OPINION: Has TMO taken over referee's job?
@rugby365com law guru Paul Dobson gives us his view on SANZAAR’s general report of officiating in Super Rugby.
It is certainly good that the role of the TMO is causing concern as the impression often is that decisions are made by the TMO and TMO time is too long. SANZAAR has affirmed that the real decision-maker is the referee. The more the referee sees and believes what he sees and then acts on it, the better.
Soccer used the TMO for the first time at the World Cup, but the decision was entirely the referee’s. He made his square in the air and then jogged off to look at the monitor and then make his decision. He, a man you could see, made the decision, not a disembodied voice.
The business of keeping “abreast of law changes and specific directives passed down from World rugby” is something of a summary of rugby’s confusion in dealing with the application of the Laws of the Game and the understanding of them by referees, assessors, commentators, coaches and the rugby public at large.
There are too many bits and pieces of changes, global and local, having differing timetables and in some cases not even written in law.
What, it seems, is not being addressed are the appointments themselves.
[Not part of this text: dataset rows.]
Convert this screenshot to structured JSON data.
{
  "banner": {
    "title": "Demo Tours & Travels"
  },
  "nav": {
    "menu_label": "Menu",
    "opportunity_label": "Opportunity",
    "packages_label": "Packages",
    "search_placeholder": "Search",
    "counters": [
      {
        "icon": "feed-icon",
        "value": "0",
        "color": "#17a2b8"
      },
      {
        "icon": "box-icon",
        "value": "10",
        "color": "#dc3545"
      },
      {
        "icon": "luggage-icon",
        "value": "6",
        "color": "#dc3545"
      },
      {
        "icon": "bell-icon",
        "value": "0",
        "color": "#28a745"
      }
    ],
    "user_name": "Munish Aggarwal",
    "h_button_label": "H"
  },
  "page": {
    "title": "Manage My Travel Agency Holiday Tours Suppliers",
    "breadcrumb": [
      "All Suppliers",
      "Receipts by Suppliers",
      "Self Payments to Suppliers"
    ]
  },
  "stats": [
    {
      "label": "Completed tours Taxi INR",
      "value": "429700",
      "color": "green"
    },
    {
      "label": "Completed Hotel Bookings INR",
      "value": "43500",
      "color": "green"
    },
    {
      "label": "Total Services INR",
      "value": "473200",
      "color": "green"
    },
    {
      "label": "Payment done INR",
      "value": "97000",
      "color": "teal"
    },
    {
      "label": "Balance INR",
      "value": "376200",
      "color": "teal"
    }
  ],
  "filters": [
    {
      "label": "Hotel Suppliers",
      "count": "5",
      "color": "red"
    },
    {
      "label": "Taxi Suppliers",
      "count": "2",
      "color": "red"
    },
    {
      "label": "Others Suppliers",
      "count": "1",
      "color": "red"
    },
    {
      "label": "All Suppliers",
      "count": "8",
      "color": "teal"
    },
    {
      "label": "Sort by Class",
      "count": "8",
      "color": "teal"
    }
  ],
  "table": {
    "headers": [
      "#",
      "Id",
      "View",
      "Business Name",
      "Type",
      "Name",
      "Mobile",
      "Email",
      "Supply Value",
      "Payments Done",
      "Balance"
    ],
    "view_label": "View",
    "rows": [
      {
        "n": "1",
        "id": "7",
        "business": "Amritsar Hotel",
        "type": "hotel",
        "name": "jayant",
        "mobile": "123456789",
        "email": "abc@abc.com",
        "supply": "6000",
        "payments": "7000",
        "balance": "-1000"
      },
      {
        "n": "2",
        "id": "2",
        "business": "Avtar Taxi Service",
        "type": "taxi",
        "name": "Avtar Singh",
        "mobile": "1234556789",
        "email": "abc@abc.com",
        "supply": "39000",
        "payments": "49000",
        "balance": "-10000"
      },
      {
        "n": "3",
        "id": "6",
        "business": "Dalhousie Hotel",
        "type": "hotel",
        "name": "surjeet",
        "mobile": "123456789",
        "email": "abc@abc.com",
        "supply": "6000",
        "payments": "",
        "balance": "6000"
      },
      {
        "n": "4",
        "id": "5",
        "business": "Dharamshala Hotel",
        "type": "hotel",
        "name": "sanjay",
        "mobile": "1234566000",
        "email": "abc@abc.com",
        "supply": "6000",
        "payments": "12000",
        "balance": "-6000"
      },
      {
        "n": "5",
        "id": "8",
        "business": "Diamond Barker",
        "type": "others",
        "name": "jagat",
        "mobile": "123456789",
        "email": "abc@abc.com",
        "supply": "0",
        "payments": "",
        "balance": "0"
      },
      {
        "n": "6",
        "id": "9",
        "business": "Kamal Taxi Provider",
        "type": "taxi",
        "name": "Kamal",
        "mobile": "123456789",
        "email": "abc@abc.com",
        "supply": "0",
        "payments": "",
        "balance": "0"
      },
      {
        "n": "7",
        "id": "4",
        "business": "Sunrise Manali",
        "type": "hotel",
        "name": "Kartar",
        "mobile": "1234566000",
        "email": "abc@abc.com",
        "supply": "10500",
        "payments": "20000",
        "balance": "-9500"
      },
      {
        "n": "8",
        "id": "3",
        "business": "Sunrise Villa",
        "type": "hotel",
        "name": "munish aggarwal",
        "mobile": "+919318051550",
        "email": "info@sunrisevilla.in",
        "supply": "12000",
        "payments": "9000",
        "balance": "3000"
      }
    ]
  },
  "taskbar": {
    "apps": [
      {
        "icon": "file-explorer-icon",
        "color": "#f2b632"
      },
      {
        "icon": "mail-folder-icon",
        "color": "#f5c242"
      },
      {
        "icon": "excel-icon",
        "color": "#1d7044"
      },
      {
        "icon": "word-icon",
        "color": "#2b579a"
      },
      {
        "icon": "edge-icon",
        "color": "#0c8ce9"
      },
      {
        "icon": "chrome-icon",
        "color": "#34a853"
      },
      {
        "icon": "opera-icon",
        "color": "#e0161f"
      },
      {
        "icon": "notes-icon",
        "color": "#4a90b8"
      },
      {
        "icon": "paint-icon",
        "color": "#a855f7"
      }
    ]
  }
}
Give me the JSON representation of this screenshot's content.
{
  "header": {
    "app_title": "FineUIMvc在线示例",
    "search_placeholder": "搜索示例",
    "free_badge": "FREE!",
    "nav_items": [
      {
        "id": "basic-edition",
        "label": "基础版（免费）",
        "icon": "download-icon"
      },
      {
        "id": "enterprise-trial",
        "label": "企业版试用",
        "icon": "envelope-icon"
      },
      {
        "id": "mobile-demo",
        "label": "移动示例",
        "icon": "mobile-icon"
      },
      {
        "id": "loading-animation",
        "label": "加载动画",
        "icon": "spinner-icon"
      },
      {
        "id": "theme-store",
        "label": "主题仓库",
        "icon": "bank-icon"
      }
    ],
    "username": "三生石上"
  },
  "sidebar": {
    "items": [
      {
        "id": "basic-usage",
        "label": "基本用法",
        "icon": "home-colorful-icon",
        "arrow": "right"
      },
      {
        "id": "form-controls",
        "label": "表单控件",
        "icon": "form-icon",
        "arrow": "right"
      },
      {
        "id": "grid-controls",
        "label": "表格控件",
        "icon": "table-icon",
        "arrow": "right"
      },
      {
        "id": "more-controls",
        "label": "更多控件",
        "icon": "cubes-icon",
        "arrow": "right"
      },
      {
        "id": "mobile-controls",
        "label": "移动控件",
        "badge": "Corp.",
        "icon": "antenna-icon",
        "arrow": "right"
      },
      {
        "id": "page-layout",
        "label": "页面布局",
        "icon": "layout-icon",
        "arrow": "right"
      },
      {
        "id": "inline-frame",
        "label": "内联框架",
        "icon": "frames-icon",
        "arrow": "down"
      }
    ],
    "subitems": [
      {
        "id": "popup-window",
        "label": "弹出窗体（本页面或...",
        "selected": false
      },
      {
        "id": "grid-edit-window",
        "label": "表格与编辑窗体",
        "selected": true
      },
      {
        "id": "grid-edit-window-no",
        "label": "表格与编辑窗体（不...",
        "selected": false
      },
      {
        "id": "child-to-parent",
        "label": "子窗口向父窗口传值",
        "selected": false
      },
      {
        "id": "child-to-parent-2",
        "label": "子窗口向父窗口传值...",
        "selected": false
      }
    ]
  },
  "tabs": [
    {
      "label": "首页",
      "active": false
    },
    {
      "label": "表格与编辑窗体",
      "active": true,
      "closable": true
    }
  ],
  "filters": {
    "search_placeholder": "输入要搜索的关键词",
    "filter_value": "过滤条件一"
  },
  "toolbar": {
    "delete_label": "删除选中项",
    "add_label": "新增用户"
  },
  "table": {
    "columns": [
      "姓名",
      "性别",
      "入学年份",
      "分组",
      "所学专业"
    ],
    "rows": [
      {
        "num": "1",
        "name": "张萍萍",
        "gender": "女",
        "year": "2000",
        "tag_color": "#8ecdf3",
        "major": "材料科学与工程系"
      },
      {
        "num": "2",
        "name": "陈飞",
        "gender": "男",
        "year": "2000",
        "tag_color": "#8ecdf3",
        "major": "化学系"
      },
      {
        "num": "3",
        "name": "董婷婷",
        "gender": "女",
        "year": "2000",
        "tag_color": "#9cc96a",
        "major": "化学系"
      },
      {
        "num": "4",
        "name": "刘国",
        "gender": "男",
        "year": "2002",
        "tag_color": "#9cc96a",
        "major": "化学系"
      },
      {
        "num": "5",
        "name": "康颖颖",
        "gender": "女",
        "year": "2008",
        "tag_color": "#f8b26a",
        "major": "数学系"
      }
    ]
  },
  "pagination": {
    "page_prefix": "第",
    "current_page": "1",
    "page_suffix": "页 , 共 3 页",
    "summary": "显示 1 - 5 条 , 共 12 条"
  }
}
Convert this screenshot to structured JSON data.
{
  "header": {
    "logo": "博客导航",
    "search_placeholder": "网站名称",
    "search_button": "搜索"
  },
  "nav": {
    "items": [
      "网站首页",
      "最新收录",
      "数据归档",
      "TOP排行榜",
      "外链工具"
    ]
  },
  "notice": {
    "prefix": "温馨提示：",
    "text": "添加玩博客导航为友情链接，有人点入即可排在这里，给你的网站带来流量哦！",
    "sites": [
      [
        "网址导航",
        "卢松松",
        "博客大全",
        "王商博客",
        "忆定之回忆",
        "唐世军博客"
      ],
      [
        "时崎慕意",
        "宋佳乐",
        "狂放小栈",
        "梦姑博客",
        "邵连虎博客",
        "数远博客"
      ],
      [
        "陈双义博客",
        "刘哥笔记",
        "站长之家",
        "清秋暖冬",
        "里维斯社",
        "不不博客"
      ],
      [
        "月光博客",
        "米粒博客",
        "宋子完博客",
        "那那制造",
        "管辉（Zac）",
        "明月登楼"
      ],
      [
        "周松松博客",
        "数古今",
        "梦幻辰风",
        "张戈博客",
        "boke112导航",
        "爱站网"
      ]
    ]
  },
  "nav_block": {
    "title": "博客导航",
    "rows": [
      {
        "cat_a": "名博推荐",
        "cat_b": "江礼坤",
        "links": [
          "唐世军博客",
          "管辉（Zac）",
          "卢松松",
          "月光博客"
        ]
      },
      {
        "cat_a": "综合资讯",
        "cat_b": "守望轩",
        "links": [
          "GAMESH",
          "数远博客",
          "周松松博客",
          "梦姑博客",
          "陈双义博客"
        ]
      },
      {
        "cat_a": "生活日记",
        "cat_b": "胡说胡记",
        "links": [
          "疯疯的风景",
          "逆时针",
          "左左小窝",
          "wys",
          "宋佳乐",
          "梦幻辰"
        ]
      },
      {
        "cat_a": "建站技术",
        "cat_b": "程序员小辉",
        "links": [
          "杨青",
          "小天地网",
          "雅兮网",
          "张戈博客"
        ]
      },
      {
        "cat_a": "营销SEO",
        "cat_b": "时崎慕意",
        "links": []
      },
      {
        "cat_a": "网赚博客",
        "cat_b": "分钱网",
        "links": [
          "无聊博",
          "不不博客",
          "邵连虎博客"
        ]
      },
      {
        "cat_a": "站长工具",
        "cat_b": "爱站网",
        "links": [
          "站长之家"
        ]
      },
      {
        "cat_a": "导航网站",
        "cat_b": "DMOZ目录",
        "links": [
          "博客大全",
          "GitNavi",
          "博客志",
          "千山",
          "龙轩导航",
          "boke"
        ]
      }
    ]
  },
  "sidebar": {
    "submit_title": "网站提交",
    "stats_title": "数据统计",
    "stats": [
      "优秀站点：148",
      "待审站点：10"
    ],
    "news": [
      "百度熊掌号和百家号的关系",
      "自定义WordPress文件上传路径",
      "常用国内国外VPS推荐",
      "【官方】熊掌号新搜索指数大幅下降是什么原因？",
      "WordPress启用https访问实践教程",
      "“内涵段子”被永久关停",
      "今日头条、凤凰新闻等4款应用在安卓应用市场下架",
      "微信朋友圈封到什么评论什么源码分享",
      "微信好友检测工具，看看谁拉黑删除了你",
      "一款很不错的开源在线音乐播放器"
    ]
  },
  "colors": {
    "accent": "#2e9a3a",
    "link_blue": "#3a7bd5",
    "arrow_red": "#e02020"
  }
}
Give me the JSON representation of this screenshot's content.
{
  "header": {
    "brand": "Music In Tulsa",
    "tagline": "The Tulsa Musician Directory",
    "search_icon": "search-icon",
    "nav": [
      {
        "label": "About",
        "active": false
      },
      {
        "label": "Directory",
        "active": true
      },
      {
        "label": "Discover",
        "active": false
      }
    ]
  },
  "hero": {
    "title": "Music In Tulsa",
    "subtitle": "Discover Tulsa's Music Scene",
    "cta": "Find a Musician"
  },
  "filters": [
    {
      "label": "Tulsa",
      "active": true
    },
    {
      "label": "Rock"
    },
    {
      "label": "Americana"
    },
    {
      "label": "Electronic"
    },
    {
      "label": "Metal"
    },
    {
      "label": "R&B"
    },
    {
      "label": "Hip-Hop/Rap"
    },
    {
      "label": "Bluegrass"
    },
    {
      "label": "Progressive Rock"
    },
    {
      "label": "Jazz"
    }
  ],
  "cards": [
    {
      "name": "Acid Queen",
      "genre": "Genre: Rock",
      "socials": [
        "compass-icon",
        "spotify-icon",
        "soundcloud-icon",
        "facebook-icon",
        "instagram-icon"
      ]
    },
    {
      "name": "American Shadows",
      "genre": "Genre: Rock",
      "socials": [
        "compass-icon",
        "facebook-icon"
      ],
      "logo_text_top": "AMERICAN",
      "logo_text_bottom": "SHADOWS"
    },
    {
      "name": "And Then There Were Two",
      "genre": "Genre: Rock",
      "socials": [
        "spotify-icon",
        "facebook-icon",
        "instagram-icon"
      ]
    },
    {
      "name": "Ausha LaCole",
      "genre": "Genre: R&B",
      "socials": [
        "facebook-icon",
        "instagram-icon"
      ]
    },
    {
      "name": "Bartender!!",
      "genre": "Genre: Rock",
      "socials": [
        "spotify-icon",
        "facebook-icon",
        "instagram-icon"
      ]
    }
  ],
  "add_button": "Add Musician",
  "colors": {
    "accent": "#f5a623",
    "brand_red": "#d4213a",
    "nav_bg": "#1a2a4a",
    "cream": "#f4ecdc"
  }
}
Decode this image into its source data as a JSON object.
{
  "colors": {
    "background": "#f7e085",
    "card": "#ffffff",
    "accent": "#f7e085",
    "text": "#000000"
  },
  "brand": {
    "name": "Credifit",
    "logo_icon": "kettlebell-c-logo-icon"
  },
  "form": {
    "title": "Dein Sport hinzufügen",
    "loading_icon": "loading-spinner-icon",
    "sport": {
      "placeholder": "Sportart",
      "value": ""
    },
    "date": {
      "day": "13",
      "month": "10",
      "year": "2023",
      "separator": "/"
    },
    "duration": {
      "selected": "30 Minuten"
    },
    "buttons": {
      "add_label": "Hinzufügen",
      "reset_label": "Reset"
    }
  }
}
It remains strange that a referee dropped by Super Rugby referees the PRO 14 final and another referee, who had only three remote matches, is appointed to referee World Rugby’s Under-20 final and then gets more of a show-in in Super Rugby. The fact is that the appointments are dominated by New Zealand referees.
Of the 120 matches so far, New Zealand referees have refereed 57, South Africans 31, Australians 24, Argentinians 5 and Japanese 3.